In paragraph 21, Bundy says he meant no offense. He says he:
“chose the word ‘Negro’ believing that this was a proper term for African-Americans, having looked up the word in Webster’s dictionary. He meant no disrespect and insult to African-Americans, particularly since he was equating his and his family’s plight with them. Indeed, the Reverend Martin Luther King referred to his people as “Negroes” and he is recognized as the greatest African-American civil rights leader in American history.”
Bundy says this racial analogy angered President Obama so much that he dog-whistled for the storm troopers at the White House Correspondents Dinner in 2014. Referring to Bundy, Obama said,
“As a general rule, things don’t end well if the sentence starts, “Let me tell you something I know about the negro.” You don’t really need to hear the rest of it. Just a tip for you – don’t start your sentence that way.”
Hilarity ensued at the Nerd Prom. This snappy Borscht Beltway patter also spurred Bundy to name-check another civil-rights icon in his complaint:
“In court papers earlier this week, his defense lawyer, Joel Hansen, called Bundy a political prisoner — like the late South African president and civil rights activist Nelson Mandela...”
A former president of the Harvard Law Review - no, not the one in the Oval Office - is sitting in a cubicle in the Department of Justice wondering what karmic failure landed this case on his or her docket. His or her job will be to write a motion to dismiss it.
Because the complaint is a complex web of allegations, writing a motion to dismiss it will be as easy as drunk drywalling.
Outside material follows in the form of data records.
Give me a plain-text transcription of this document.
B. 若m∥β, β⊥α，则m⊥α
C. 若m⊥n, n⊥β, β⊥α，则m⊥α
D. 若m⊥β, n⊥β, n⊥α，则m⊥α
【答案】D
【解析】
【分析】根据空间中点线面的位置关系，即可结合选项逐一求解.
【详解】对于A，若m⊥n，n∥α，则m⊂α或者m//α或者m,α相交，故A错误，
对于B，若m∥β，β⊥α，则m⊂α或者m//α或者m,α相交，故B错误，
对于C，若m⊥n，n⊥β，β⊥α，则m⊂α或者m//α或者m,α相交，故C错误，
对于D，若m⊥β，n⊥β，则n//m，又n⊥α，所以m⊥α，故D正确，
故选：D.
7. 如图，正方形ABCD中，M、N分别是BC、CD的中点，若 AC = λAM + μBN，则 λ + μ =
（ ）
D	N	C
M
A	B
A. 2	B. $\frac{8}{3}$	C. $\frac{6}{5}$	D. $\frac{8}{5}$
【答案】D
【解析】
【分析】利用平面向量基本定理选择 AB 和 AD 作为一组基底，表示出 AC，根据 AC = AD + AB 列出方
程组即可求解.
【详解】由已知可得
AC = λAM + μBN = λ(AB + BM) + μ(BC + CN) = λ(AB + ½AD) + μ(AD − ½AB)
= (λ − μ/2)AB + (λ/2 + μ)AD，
However, after a flurry of motion practice, the complaint will probably be dismissed. After all, Bundy v. Navarro is just another right-wing fundie conspiracy theory, baseless in fact and law. A Bundy Fundie conspiracy, as it were. Nothing to see here. Don’t give it another thought.
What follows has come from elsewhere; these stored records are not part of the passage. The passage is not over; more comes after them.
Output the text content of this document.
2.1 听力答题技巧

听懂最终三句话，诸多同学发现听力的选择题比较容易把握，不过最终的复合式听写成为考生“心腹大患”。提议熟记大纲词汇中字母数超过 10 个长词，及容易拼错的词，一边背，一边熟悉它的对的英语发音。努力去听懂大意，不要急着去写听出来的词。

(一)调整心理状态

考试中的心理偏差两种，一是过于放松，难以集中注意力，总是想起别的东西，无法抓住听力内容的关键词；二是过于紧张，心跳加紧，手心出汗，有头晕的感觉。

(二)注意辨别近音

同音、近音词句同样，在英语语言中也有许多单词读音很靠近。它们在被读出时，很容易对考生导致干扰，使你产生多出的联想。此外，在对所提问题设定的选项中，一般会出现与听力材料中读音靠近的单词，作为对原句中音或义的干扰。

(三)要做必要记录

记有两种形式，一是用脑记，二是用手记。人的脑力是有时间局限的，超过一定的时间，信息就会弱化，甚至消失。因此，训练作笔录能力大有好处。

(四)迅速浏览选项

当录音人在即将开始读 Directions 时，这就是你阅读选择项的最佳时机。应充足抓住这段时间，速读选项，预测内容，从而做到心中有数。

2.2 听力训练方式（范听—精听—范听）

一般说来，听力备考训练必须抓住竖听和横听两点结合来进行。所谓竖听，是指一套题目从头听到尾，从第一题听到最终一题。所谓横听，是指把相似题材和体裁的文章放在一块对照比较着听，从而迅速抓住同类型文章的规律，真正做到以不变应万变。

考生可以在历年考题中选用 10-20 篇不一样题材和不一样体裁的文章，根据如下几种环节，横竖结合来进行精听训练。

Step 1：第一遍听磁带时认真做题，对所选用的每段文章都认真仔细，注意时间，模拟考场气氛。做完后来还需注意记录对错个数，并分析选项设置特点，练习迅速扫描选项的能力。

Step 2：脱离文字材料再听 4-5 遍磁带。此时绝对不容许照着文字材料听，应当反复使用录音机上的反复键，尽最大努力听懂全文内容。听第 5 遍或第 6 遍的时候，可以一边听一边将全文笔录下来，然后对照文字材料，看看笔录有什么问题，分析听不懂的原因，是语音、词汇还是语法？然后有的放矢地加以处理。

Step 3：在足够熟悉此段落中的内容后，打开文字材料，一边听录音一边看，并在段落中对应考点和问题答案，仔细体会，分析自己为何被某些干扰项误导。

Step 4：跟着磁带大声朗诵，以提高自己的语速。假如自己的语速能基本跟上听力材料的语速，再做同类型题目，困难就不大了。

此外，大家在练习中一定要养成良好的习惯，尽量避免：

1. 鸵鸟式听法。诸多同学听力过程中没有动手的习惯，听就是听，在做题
However... if Bundy’s complaint is dismissed, he will have a right to appeal.
And, in 2017 or 2018, after the voters decide if Orange is the New Black, the appeal from that dismissal might reach the Supreme Court, via a petition for certiorari.
If he’s elected President, the Creamsicle-in-Chief will nominate a jurist with a world view like his to fill Scalia’s seat. If he wins, he’ll have a Republican majority Senate, which will confirm that nomination in a Mitch McConnell Minute.
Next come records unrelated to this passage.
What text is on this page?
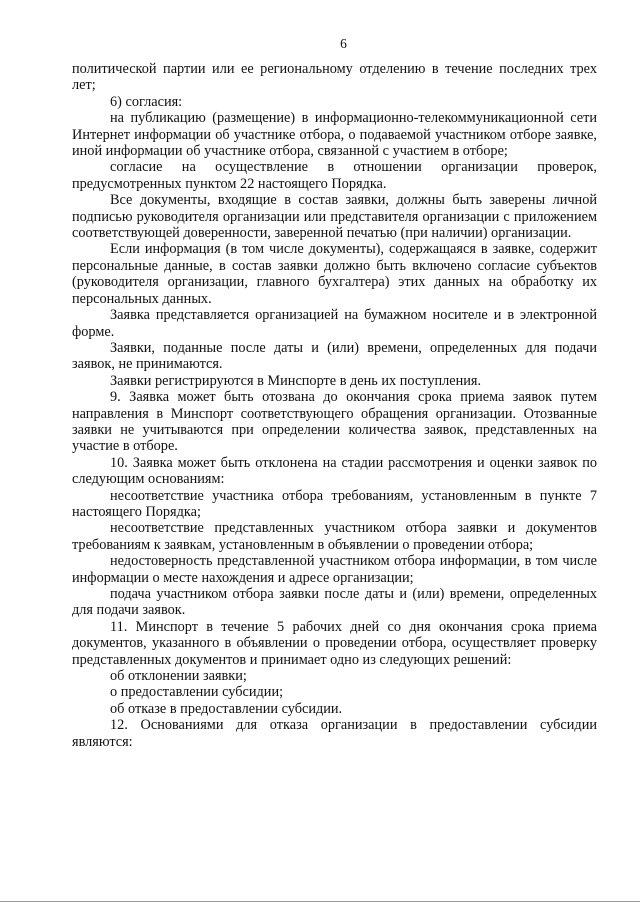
6

политической партии или ее региональному отделению в течение последних трех лет;

6) согласия:

на публикацию (размещение) в информационно-телекоммуникационной сети Интернет информации об участнике отбора, о подаваемой участником отборе заявке, иной информации об участнике отбора, связанной с участием в отборе;

согласие на осуществление в отношении организации проверок, предусмотренных пунктом 22 настоящего Порядка.

Все документы, входящие в состав заявки, должны быть заверены личной подписью руководителя организации или представителя организации с приложением соответствующей доверенности, заверенной печатью (при наличии) организации.

Если информация (в том числе документы), содержащаяся в заявке, содержит персональные данные, в состав заявки должно быть включено согласие субъектов (руководителя организации, главного бухгалтера) этих данных на обработку их персональных данных.

Заявка представляется организацией на бумажном носителе и в электронной форме.

Заявки, поданные после даты и (или) времени, определенных для подачи заявок, не принимаются.

Заявки регистрируются в Минспорте в день их поступления.

9. Заявка может быть отозвана до окончания срока приема заявок путем направления в Минспорт соответствующего обращения организации. Отозванные заявки не учитываются при определении количества заявок, представленных на участие в отборе.

10. Заявка может быть отклонена на стадии рассмотрения и оценки заявок по следующим основаниям:

несоответствие участника отбора требованиям, установленным в пункте 7 настоящего Порядка;

несоответствие представленных участником отбора заявки и документов требованиям к заявкам, установленным в объявлении о проведении отбора;

недостоверность представленной участником отбора информации, в том числе информации о месте нахождения и адресе организации;

подача участником отбора заявки после даты и (или) времени, определенных для подачи заявок.

11. Минспорт в течение 5 рабочих дней со дня окончания срока приема документов, указанного в объявлении о проведении отбора, осуществляет проверку представленных документов и принимает одно из следующих решений:

об отклонении заявки;

о предоставлении субсидии;

об отказе в предоставлении субсидии.

12. Основаниями для отказа организации в предоставлении субсидии являются:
And the Supreme Court will reverse the dismissal of Bundy v. Navarro by a 5-4 vote and send it back to the Nevada district court for trial on the merits. And Barry and Harry and Rory and Gloria will spend the next decade of their lives rolling that boulder of a lawsuit up the hill time and time again.
Mark Twain - not coincidentally, another keen observer of human affairs - opined that humor is tragedy plus time.
Here’s an axiom for that equation: tragedy plus time can be tragedy. See, for example, everything that happened in the eight years immediately following Bush v. Gore.
In this great country, yes, political questions can become judicial questions. And judicial questions can become governments.
Sweet dreams, dear Count, sweet dreams, and thanks for all your work.
Editor's Note: Of course, what Bundy has not yet realized is that Harry Reid has absolutely nothing to do with the LLC he claims belongs to Reid and his son.